宇文顥很想問問她,話到嘴邊,幾次又都咽下了。
「艾爾肯,帶著顥顥去外邊轉轉,你也出去散散心。」
「媽,我還是陪著你比較好。」
「不用,我想和你爸爸單獨待一待。」
在古蘭丹姆強烈的要求下,鮑皇叔帶著宇文顥走出了家門,走入了北京的春天裡。
故宮裡的奇珍異寶,北海公園的九龍壁,頤和園的佛香閣,幾天下來,宇文顥既新奇激動又莫名地惆悵,這座城市古樸大氣,又喧騰嘈雜,似乎很難覓得一個安靜的角落,就連星巴克的咖啡館裡,都要等半天才能有個位置坐下來喝上一口咖啡,到處都是車和人,唯獨一人是安靜的,那就是鮑皇叔。
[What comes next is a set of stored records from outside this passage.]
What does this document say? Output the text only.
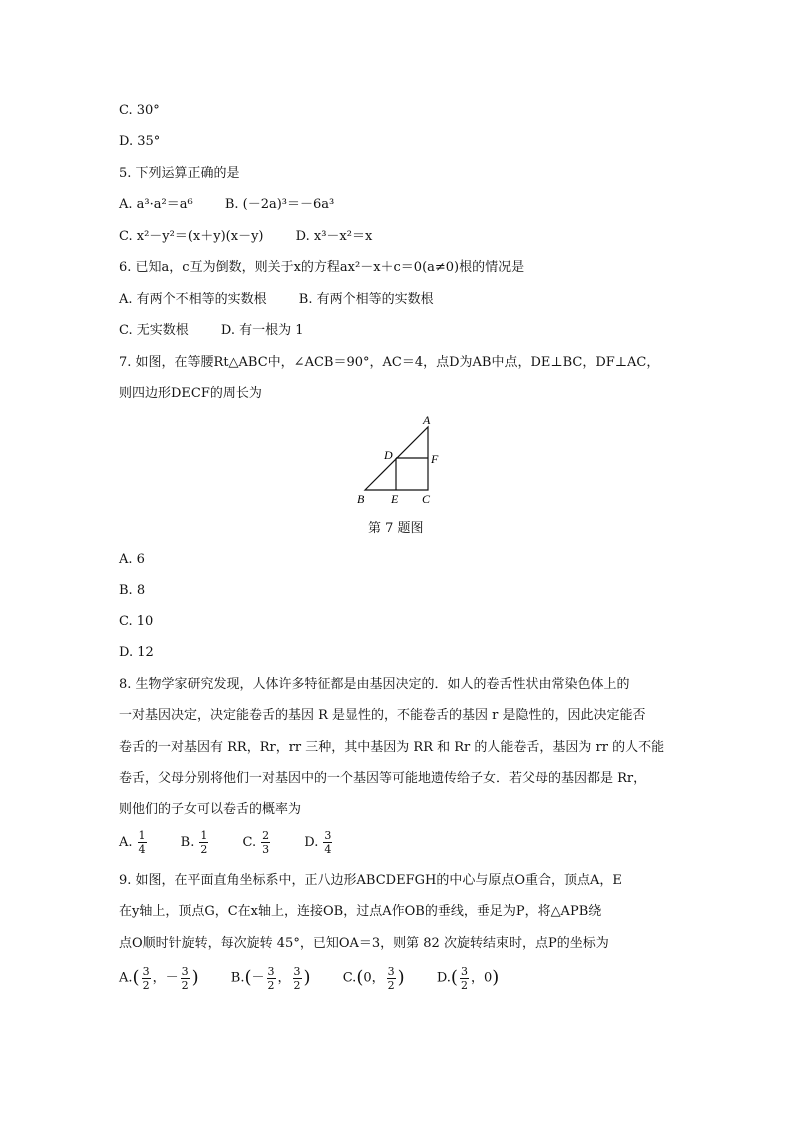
C. 30°
D. 35°
5. 下列运算正确的是
A. a³·a²＝a⁶ B. (－2a)³＝－6a³
C. x²－y²＝(x＋y)(x－y) D. x³－x²＝x
6. 已知a，c互为倒数，则关于x的方程ax²－x＋c＝0(a≠0)根的情况是
A. 有两个不相等的实数根 B. 有两个相等的实数根
C. 无实数根 D. 有一根为 1
7. 如图，在等腰Rt△ABC中，∠ACB＝90°，AC＝4，点D为AB中点，DE⊥BC，DF⊥AC，
则四边形DECF的周长为
A
B	C
D
E
F
第 7 题图
A. 6
B. 8
C. 10
D. 12
8. 生物学家研究发现，人体许多特征都是由基因决定的．如人的卷舌性状由常染色体上的
一对基因决定，决定能卷舌的基因 R 是显性的，不能卷舌的基因 r 是隐性的，因此决定能否
卷舌的一对基因有 RR，Rr，rr 三种，其中基因为 RR 和 Rr 的人能卷舌，基因为 rr 的人不能
卷舌，父母分别将他们一对基因中的一个基因等可能地遗传给子女．若父母的基因都是 Rr，
则他们的子女可以卷舌的概率为
A. $\frac{1}{4}$	B. $\frac{1}{2}$	C. $\frac{2}{3}$	D. $\frac{3}{4}$
9. 如图，在平面直角坐标系中，正八边形ABCDEFGH的中心与原点O重合，顶点A，E
在y轴上，顶点G，C在x轴上，连接OB，过点A作OB的垂线，垂足为P，将△APB绕
点O顺时针旋转，每次旋转 45°，已知OA＝3，则第 82 次旋转结束时，点P的坐标为
$A.( \frac{3}{2}$ ，－ $\frac{3}{2}$ ) $B.(- \frac{3}{2}$ ， $\frac{3}{2}$ ) C.(0， $\frac{3}{2}$ ) $D.( \frac{3}{2}$ ，0)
宇文顥不顧時差,連線多倫多的李艾,李艾抱著基德,讓它跟鮑爸爸打招呼,基德瞪著一雙烏溜溜的大貓眼,無知地望著,隔著冰冷的屏幕,鮑皇叔用手指點了點它的小鼻頭,輕聲喚著:「基德,基德……」
基德喵了幾聲,終於掙脫了李艾的禁錮,一下子跳開了,看不到也聽不到鮑爸爸的款款深情。
鮑皇叔望著屏幕,淒涼地一笑。
男人不愛笑了,也不貧了,每一句說出口的話,仿佛都是斟酌過的,每一個細微的體貼也只是擔心宇文顥不適應這座城市,冷不冷,衣服帶的夠不夠,東西吃著習慣嗎,怎麼咳嗽了,這裡的霧霾太嚴重了……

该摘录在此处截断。